Abstract
We have engineered pH sensitive binding proteins for the Fc portion of human immunoglobulin G (hIgG) (hFc) using two different strategies – histidine scanning and random mutagenesis. We obtained an hFc-binding protein, Sso7d-hFc, through mutagenesis of the Sso7d protein from the hyperthermophilic archaeon Sulfolobus solfataricus; Sso7d-hFc was isolated from a combinatorial library of Sso7d mutants using yeast surface display. Subsequently, we identified a pH sensitive mutant, Sso7d-his-hFc, through systematic evaluation of Sso7d-hFc mutants containing single histidine substitutions. In parallel, we also developed a yeast display screening strategy to isolate a different pH sensitive hFc binder, Sso7d-ev-hFc, from a library of mutants obtained by random mutagenesis of a pool of hFc binders. In contrast to Sso7d-hFc, both Sso7d-his-hFc and Sso7d-ev-hFc have a higher binding affinity for hFc at pH 7.4 than at pH 4.5. The Sso7d-mutant hFc binders can be recombinantly expressed at high yield in E. coli and are monomeric in solution.

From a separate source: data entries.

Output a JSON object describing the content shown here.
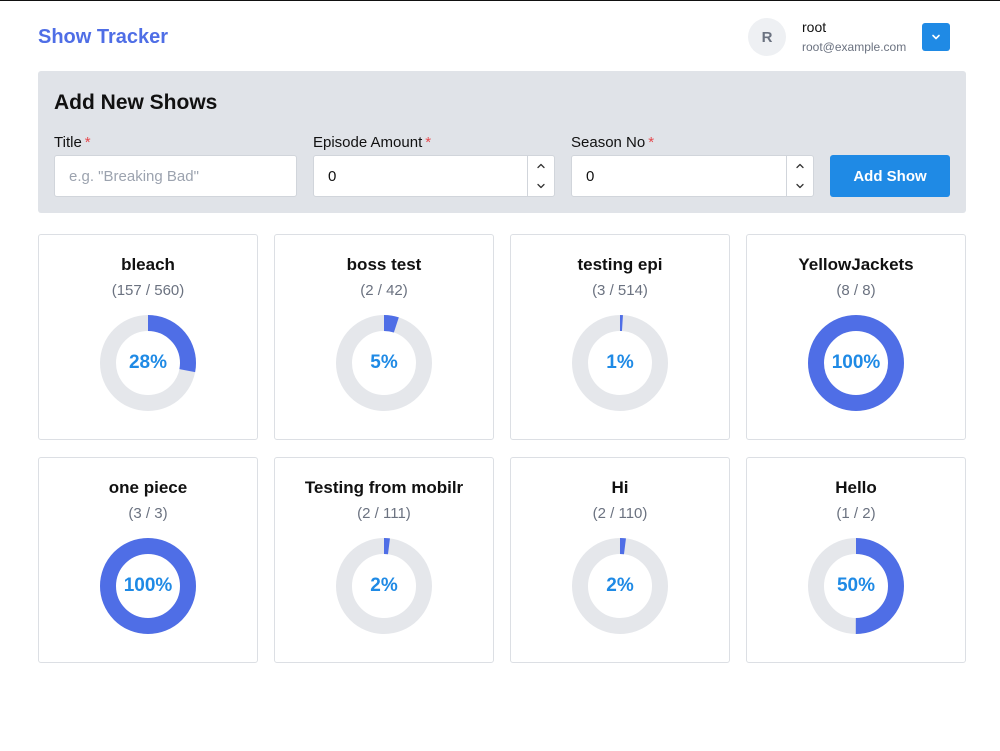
{
  "header": {
    "brand": "Show Tracker",
    "user": {
      "initial": "R",
      "name": "root",
      "email": "root@example.com"
    }
  },
  "form": {
    "title": "Add New Shows",
    "fields": [
      {
        "label": "Title",
        "required_mark": "*",
        "placeholder": "e.g. \"Breaking Bad\"",
        "value": ""
      },
      {
        "label": "Episode Amount",
        "required_mark": "*",
        "value": "0"
      },
      {
        "label": "Season No",
        "required_mark": "*",
        "value": "0"
      }
    ],
    "submit_label": "Add Show"
  },
  "colors": {
    "accent": "#1f8ae5",
    "brand": "#4f6ee6",
    "ring_fill": "#4f6ee6",
    "ring_track": "#e5e7eb",
    "panel_bg": "#e0e3e8"
  },
  "shows": [
    {
      "title": "bleach",
      "count": "(157 / 560)",
      "percent_label": "28%",
      "progress": 0.28
    },
    {
      "title": "boss test",
      "count": "(2 / 42)",
      "percent_label": "5%",
      "progress": 0.05
    },
    {
      "title": "testing epi",
      "count": "(3 / 514)",
      "percent_label": "1%",
      "progress": 0.01
    },
    {
      "title": "YellowJackets",
      "count": "(8 / 8)",
      "percent_label": "100%",
      "progress": 1.0
    },
    {
      "title": "one piece",
      "count": "(3 / 3)",
      "percent_label": "100%",
      "progress": 1.0
    },
    {
      "title": "Testing from mobilr",
      "count": "(2 / 111)",
      "percent_label": "2%",
      "progress": 0.02
    },
    {
      "title": "Hi",
      "count": "(2 / 110)",
      "percent_label": "2%",
      "progress": 0.02
    },
    {
      "title": "Hello",
      "count": "(1 / 2)",
      "percent_label": "50%",
      "progress": 0.5
    }
  ]
}
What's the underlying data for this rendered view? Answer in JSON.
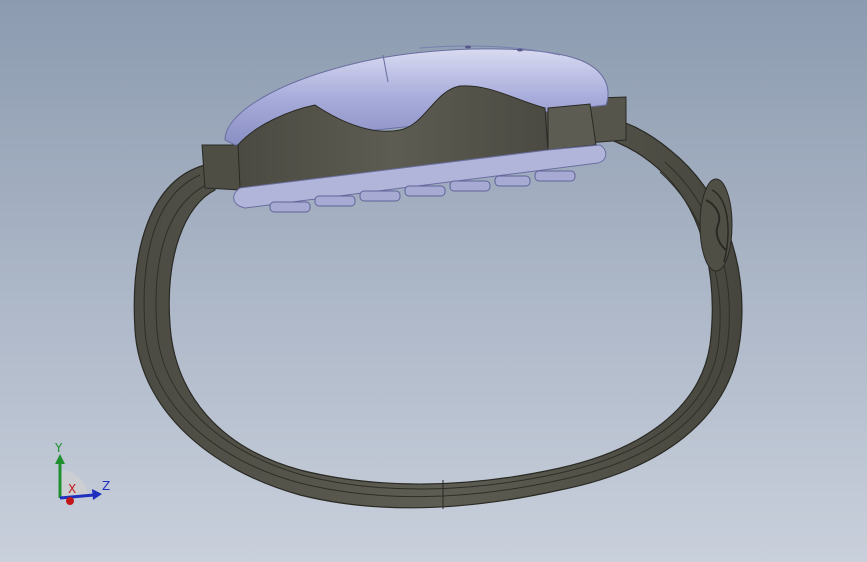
{
  "triad": {
    "y_label": "Y",
    "z_label": "Z",
    "x_label": "X"
  },
  "colors": {
    "background_top": "#8c9bb0",
    "background_bottom": "#c9d0dc",
    "band": "#57574d",
    "body_shell": "#b4b8d8",
    "axis_y": "#1f8f2f",
    "axis_z": "#1f2fbf",
    "axis_x": "#c01818"
  }
}
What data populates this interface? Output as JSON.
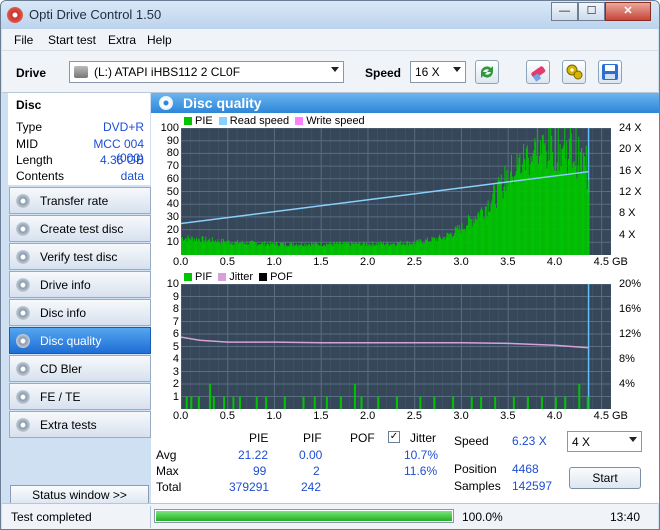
{
  "window": {
    "title": "Opti Drive Control 1.50",
    "min": "—",
    "max": "☐",
    "close": "✕"
  },
  "menu": [
    "File",
    "Start test",
    "Extra",
    "Help"
  ],
  "toolbar": {
    "drive_label": "Drive",
    "drive_value": "(L:)   ATAPI iHBS112   2 CL0F",
    "speed_label": "Speed",
    "speed_value": "16 X",
    "icons": [
      "refresh-icon",
      "eraser-icon",
      "settings-icon",
      "save-icon"
    ]
  },
  "disc": {
    "title": "Disc",
    "rows": [
      {
        "k": "Type",
        "v": "DVD+R"
      },
      {
        "k": "MID",
        "v": "MCC 004 (000)"
      },
      {
        "k": "Length",
        "v": "4.36 GB"
      },
      {
        "k": "Contents",
        "v": "data"
      }
    ]
  },
  "nav": [
    {
      "label": "Transfer rate",
      "active": false
    },
    {
      "label": "Create test disc",
      "active": false
    },
    {
      "label": "Verify test disc",
      "active": false
    },
    {
      "label": "Drive info",
      "active": false
    },
    {
      "label": "Disc info",
      "active": false
    },
    {
      "label": "Disc quality",
      "active": true
    },
    {
      "label": "CD Bler",
      "active": false
    },
    {
      "label": "FE / TE",
      "active": false
    },
    {
      "label": "Extra tests",
      "active": false
    }
  ],
  "status_window_btn": "Status window >>",
  "panel_title": "Disc quality",
  "colors": {
    "pie": "#00c400",
    "read": "#8ad0ff",
    "write": "#ff80ff",
    "pif": "#00c400",
    "jitter": "#d8a0d8",
    "pof": "#000000",
    "plot_bg": "#364759",
    "grid": "#5a6d82"
  },
  "chart_data": [
    {
      "type": "area",
      "legend": [
        "PIE",
        "Read speed",
        "Write speed"
      ],
      "y_ticks_left": [
        "100",
        "90",
        "80",
        "70",
        "60",
        "50",
        "40",
        "30",
        "20",
        "10"
      ],
      "y_ticks_right": [
        "24 X",
        "20 X",
        "16 X",
        "12 X",
        "8 X",
        "4 X"
      ],
      "x_ticks": [
        "0.0",
        "0.5",
        "1.0",
        "1.5",
        "2.0",
        "2.5",
        "3.0",
        "3.5",
        "4.0",
        "4.5 GB"
      ],
      "xlim": [
        0,
        4.6
      ],
      "ylim": [
        0,
        100
      ],
      "pie_profile": [
        [
          0,
          14
        ],
        [
          0.3,
          12
        ],
        [
          0.6,
          10
        ],
        [
          1.0,
          9
        ],
        [
          1.5,
          9
        ],
        [
          2.0,
          9
        ],
        [
          2.5,
          10
        ],
        [
          2.8,
          14
        ],
        [
          3.0,
          22
        ],
        [
          3.2,
          35
        ],
        [
          3.4,
          52
        ],
        [
          3.5,
          65
        ],
        [
          3.6,
          72
        ],
        [
          3.7,
          80
        ],
        [
          3.8,
          84
        ],
        [
          3.9,
          86
        ],
        [
          4.0,
          88
        ],
        [
          4.1,
          86
        ],
        [
          4.2,
          82
        ],
        [
          4.3,
          74
        ],
        [
          4.36,
          60
        ]
      ],
      "read_speed": [
        [
          0,
          6.2
        ],
        [
          4.36,
          16.4
        ]
      ],
      "read_speed_ylim": [
        0,
        25
      ],
      "marker_x": 4.36
    },
    {
      "type": "bar",
      "legend": [
        "PIF",
        "Jitter",
        "POF"
      ],
      "y_ticks_left": [
        "10",
        "9",
        "8",
        "7",
        "6",
        "5",
        "4",
        "3",
        "2",
        "1"
      ],
      "y_ticks_right": [
        "20%",
        "16%",
        "12%",
        "8%",
        "4%"
      ],
      "x_ticks": [
        "0.0",
        "0.5",
        "1.0",
        "1.5",
        "2.0",
        "2.5",
        "3.0",
        "3.5",
        "4.0",
        "4.5 GB"
      ],
      "xlim": [
        0,
        4.6
      ],
      "ylim": [
        0,
        10
      ],
      "jitter": [
        [
          0,
          11.5
        ],
        [
          0.2,
          11.0
        ],
        [
          0.5,
          10.7
        ],
        [
          1.0,
          10.7
        ],
        [
          1.5,
          10.6
        ],
        [
          2.0,
          10.6
        ],
        [
          2.5,
          10.6
        ],
        [
          3.0,
          10.6
        ],
        [
          3.5,
          10.5
        ],
        [
          4.0,
          10.2
        ],
        [
          4.36,
          9.8
        ]
      ],
      "jitter_ylim": [
        0,
        20
      ],
      "pif_bars": [
        [
          0.05,
          1
        ],
        [
          0.1,
          1
        ],
        [
          0.18,
          1
        ],
        [
          0.3,
          2
        ],
        [
          0.34,
          1
        ],
        [
          0.45,
          1
        ],
        [
          0.55,
          1
        ],
        [
          0.62,
          1
        ],
        [
          0.8,
          1
        ],
        [
          0.9,
          1
        ],
        [
          1.1,
          1
        ],
        [
          1.3,
          1
        ],
        [
          1.42,
          1
        ],
        [
          1.55,
          1
        ],
        [
          1.7,
          1
        ],
        [
          1.85,
          2
        ],
        [
          1.92,
          1
        ],
        [
          2.1,
          1
        ],
        [
          2.3,
          1
        ],
        [
          2.55,
          1
        ],
        [
          2.7,
          1
        ],
        [
          2.9,
          1
        ],
        [
          3.1,
          1
        ],
        [
          3.2,
          1
        ],
        [
          3.35,
          1
        ],
        [
          3.55,
          1
        ],
        [
          3.7,
          1
        ],
        [
          3.85,
          1
        ],
        [
          4.0,
          1
        ],
        [
          4.1,
          1
        ],
        [
          4.25,
          2
        ],
        [
          4.34,
          1
        ]
      ],
      "marker_x": 4.36
    }
  ],
  "stats": {
    "headers": [
      "PIE",
      "PIF",
      "POF",
      "Jitter"
    ],
    "rows": [
      {
        "label": "Avg",
        "pie": "21.22",
        "pif": "0.00",
        "pof": "",
        "jitter": "10.7%"
      },
      {
        "label": "Max",
        "pie": "99",
        "pif": "2",
        "pof": "",
        "jitter": "11.6%"
      },
      {
        "label": "Total",
        "pie": "379291",
        "pif": "242",
        "pof": "",
        "jitter": ""
      }
    ],
    "jitter_checked": "✓",
    "speed_label": "Speed",
    "speed_value": "6.23 X",
    "speed_select": "4 X",
    "position_label": "Position",
    "position_value": "4468",
    "samples_label": "Samples",
    "samples_value": "142597",
    "start_btn": "Start"
  },
  "status": {
    "text": "Test completed",
    "progress": 1.0,
    "progress_label": "100.0%",
    "time": "13:40"
  }
}
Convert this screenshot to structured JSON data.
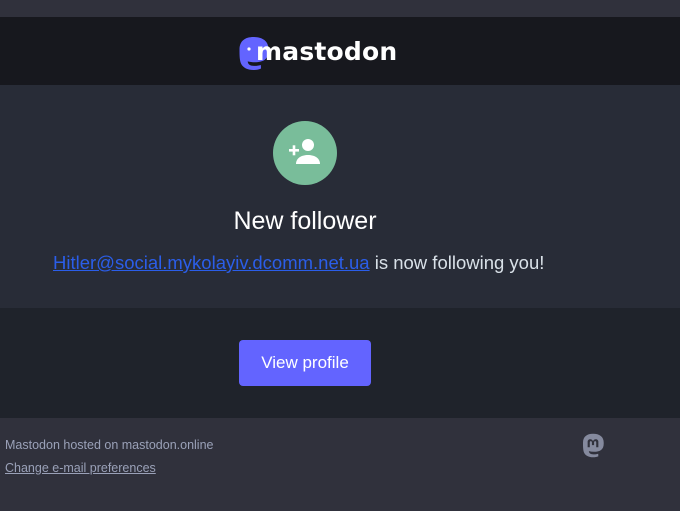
{
  "header": {
    "brand_name": "mastodon",
    "logo_icon": "mastodon-logo-icon"
  },
  "notification": {
    "icon": "person-add-icon",
    "icon_bg_color": "#79bd9a",
    "heading": "New follower",
    "follower_handle": "Hitler@social.mykolayiv.dcomm.net.ua",
    "message_suffix": " is now following you!"
  },
  "action": {
    "button_label": "View profile",
    "button_color": "#6364ff"
  },
  "footer": {
    "hosted_text": "Mastodon hosted on mastodon.online",
    "preferences_link": "Change e-mail preferences",
    "footer_icon": "mastodon-small-icon"
  }
}
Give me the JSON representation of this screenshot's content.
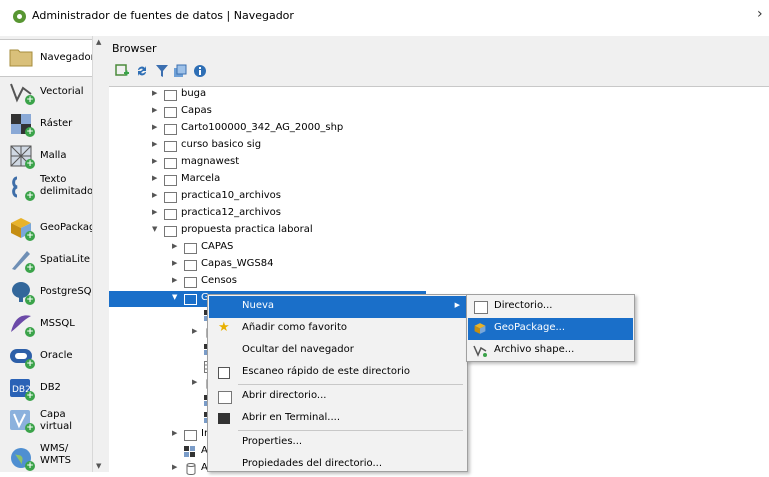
{
  "window": {
    "title": "Administrador de fuentes de datos | Navegador"
  },
  "sidebar": {
    "items": [
      {
        "label": "Navegador"
      },
      {
        "label": "Vectorial"
      },
      {
        "label": "Ráster"
      },
      {
        "label": "Malla"
      },
      {
        "label": "Texto\ndelimitado"
      },
      {
        "label": "GeoPackage"
      },
      {
        "label": "SpatiaLite"
      },
      {
        "label": "PostgreSQL"
      },
      {
        "label": "MSSQL"
      },
      {
        "label": "Oracle"
      },
      {
        "label": "DB2"
      },
      {
        "label": "Capa\nvirtual"
      },
      {
        "label": "WMS/\nWMTS"
      }
    ]
  },
  "browser": {
    "header": "Browser",
    "tree": [
      {
        "label": "buga"
      },
      {
        "label": "Capas"
      },
      {
        "label": "Carto100000_342_AG_2000_shp"
      },
      {
        "label": "curso basico sig"
      },
      {
        "label": "magnawest"
      },
      {
        "label": "Marcela"
      },
      {
        "label": "practica10_archivos"
      },
      {
        "label": "practica12_archivos"
      },
      {
        "label": "propuesta practica laboral"
      },
      {
        "label": "CAPAS"
      },
      {
        "label": "Capas_WGS84"
      },
      {
        "label": "Censos"
      },
      {
        "label": "Geodatabases"
      },
      {
        "label": "Im"
      },
      {
        "label": "Ac"
      },
      {
        "label": "Ac"
      }
    ]
  },
  "context_menu": {
    "items": [
      {
        "label": "Nueva"
      },
      {
        "label": "Añadir como favorito"
      },
      {
        "label": "Ocultar del navegador"
      },
      {
        "label": "Escaneo rápido de este directorio"
      },
      {
        "label": "Abrir directorio..."
      },
      {
        "label": "Abrir en Terminal...."
      },
      {
        "label": "Properties..."
      },
      {
        "label": "Propiedades del directorio..."
      }
    ]
  },
  "submenu": {
    "items": [
      {
        "label": "Directorio..."
      },
      {
        "label": "GeoPackage..."
      },
      {
        "label": "Archivo shape..."
      }
    ]
  },
  "colors": {
    "selection": "#1a6fc9",
    "qgis_green": "#589632"
  }
}
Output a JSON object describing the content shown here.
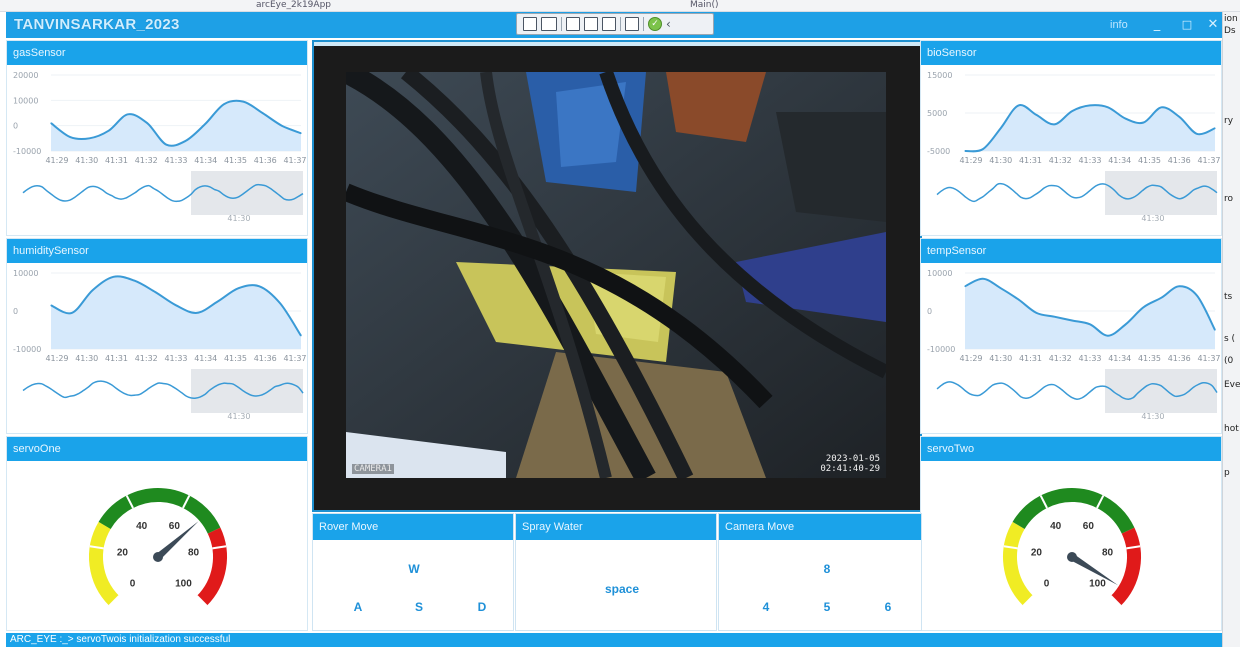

They bind an epitope in the CH3 domain of hFc that has high sequence homology in all four hIgG isotypes (hIgG1–4), and recognize hIgG1–4 as well as deglycosylated hIgG in western blotting assays. pH sensitive hFc binders are attractive candidates for use in chromatography, to achieve elution of IgG under milder pH conditions. However, the surface density of immobilized hFc binders, as well as the avidity effect arising from the multivalent interaction of dimeric hFc with the capture surface, influences the pH dependence of dissociation from the capture surface. Therefore, further studies are needed to evaluate if the Sso7d mutants identified in this study are indeed useful as affinity ligands in chromatography.
Highlights
The affinity and specificity of protein-protein interactions can be regulated by external pH
Bead-bound cells were discarded and further negative selection was performed against mouse immunoglobulin G (IgG), chicken immunoglobulin Y and rabbit IgG
We developed a screening strategy to isolate the pH sensitive hFc binder, Sso7d-ev-hFc, from a library of Sso7d mutants, generated by random mutagenesis of a pool of hFc binders
Summary
The affinity and specificity of protein-protein interactions can be regulated by external pH. Maternal immunoglobulin G (IgG) binds the neonatal Fc receptor (FcRn) with high affinity at pH 6.0 and weakly at pH 7.4. Therapeutic proteins that are engineered to lose binding to their target receptor in the acidic environment of the endosome (pH 6.0) can escape endosomal degradation and result in increased half-life of the protein in the extracellular space. This paradigm has been used to engineer pH sensitive mutants of Granulocyte Colony Stimulating Factor (GCSF) [5] and therapeutic antibodies against the Interleukin-6 receptor (IL-6R) and Proprotein Convertase Substilisin Kexin type 9 (PCSK9) [3,4]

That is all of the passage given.